0
votes

Asked in a recent interview

There is a log file containing one million integers. Each integer is 32 bits in length. Specific integer values in the log file might be repeated. You can read the log file sequentially. You can also read from and write to temp files sequentially; there is no limit to the number of files that may be open at any time. However, you may keep no more than 2000 integers in memory at any given time.

I was asked to produce a histogram showing absolute counts for each integer value that occurs in the log file and state an upper bound on order complexity for the number of times that each integer must be loaded into memory

4
I hope the job was a good one I'd have told them to stick itcusimar9

4 Answers

4
votes

That's a confusing question. Can't you just read 2,000 numbers, sort them, and then write to a temp file? Do that 500 times and then do an N-way merge. Each number would be loaded into memory twice.

It's the same kind of thing you'd do if you had to sort a terabyte-sized file on a computer that only has 2 gigabytes of RAM.

3
votes

Open 232 temporary files, one for every integer. Read sequentially through the log file once. Whenever reading integer n, write '1' to the temp file number n.

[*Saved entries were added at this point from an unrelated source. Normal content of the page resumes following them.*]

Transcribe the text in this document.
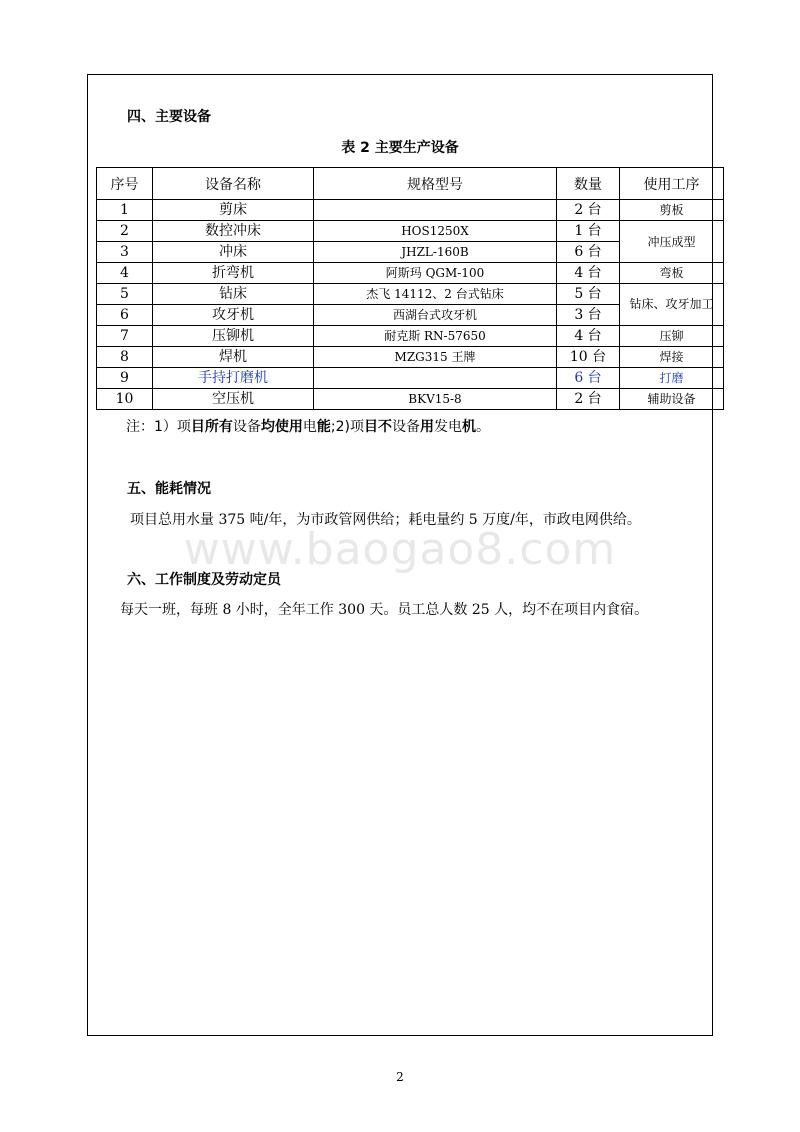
四、主要设备
表 2 主要生产设备
序号	设备名称	规格型号	数量	使用工序
1	剪床		2 台	剪板
2	数控冲床	HOS1250X	1 台	冲压成型
3	冲床	JHZL-160B	6 台	
4	折弯机	阿斯玛 QGM-100	4 台	弯板
5	钻床	杰飞 14112、2 台式钻床	5 台	钻床、攻牙加工
6	攻牙机	西湖台式攻牙机	3 台	
7	压铆机	耐克斯 RN-57650	4 台	压铆
8	焊机	MZG315 王牌	10 台	焊接
9	手持打磨机		6 台	打磨
10	空压机	BKV15-8	2 台	辅助设备
注：1）项目所有设备均使用电能;2)项目不设备用发电机。
五、能耗情况
项目总用水量 375 吨/年，为市政管网供给；耗电量约 5 万度/年，市政电网供给。
www.baogao8.com
六、工作制度及劳动定员
每天一班，每班 8 小时，全年工作 300 天。员工总人数 25 人，均不在项目内食宿。
2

Then produce the histogram by going through all the temp files. Every integer is read into memory only once, so it's O(n) algorithm.

0
votes
  1. Keep in memory 2000 int = size of the buffer
  2. No limit for files for read / write = each number count will be stored in one file.

  3. Numbers of 32 bits length = Each file is one number and the file name is the 32bit that represents the integer ( integer value can be used as well )

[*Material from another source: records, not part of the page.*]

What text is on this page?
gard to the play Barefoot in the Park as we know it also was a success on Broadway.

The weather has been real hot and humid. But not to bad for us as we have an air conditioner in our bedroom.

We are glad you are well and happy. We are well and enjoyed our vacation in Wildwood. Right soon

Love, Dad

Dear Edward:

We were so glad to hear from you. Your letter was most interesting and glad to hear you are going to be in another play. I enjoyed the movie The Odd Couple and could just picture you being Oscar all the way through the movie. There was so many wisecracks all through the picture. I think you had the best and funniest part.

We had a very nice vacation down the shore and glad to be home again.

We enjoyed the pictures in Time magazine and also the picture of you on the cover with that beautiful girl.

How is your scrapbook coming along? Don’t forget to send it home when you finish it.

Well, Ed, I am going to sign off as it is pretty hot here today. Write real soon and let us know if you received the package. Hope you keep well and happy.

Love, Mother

  4. Show histogram (means no order is needed )

pseudo code:

count = 2000
HashMap<number, number> = new 

code:readbuffer
while count != 0 
read NextNumber
if HashMap.HasKey NextNumber then HashMap[NextNumber]++
else HashMap[NextNumber]=1
count --;
end while 

code:flushbuffer
foreach Key in HashMap 
 if exists FileName Key.ToBinnary 
  FileValue += HashMap[HashKey]
 else WriteNewFile FileName=Key.toBinnay; SetValue = 1
end foreach


code: histogram
each file name is the number;
each file value is the count. 

Costs: readbuffer

Sequencial number read = 2M (M = Million )

Map.HasKey = (search for the key in 2000 record, worst case the number is not there, SUMMARY( ∑2000)x2M )

SetValue on Map same cost as above

Total: (2M)+(2Mx∑2000)x2

Costs: flushbuffer File.exists 2M

Costs: histogram 2M

Total = 6M + 4Mx∑2000

0
votes

Implement a file based B-tree.

File names are GUIDs.

File content is: number-seen count left-node-file right-node-file

After one pass, the complexity can be derived from that of a B-tree.

And your historgram is implicit in the structure.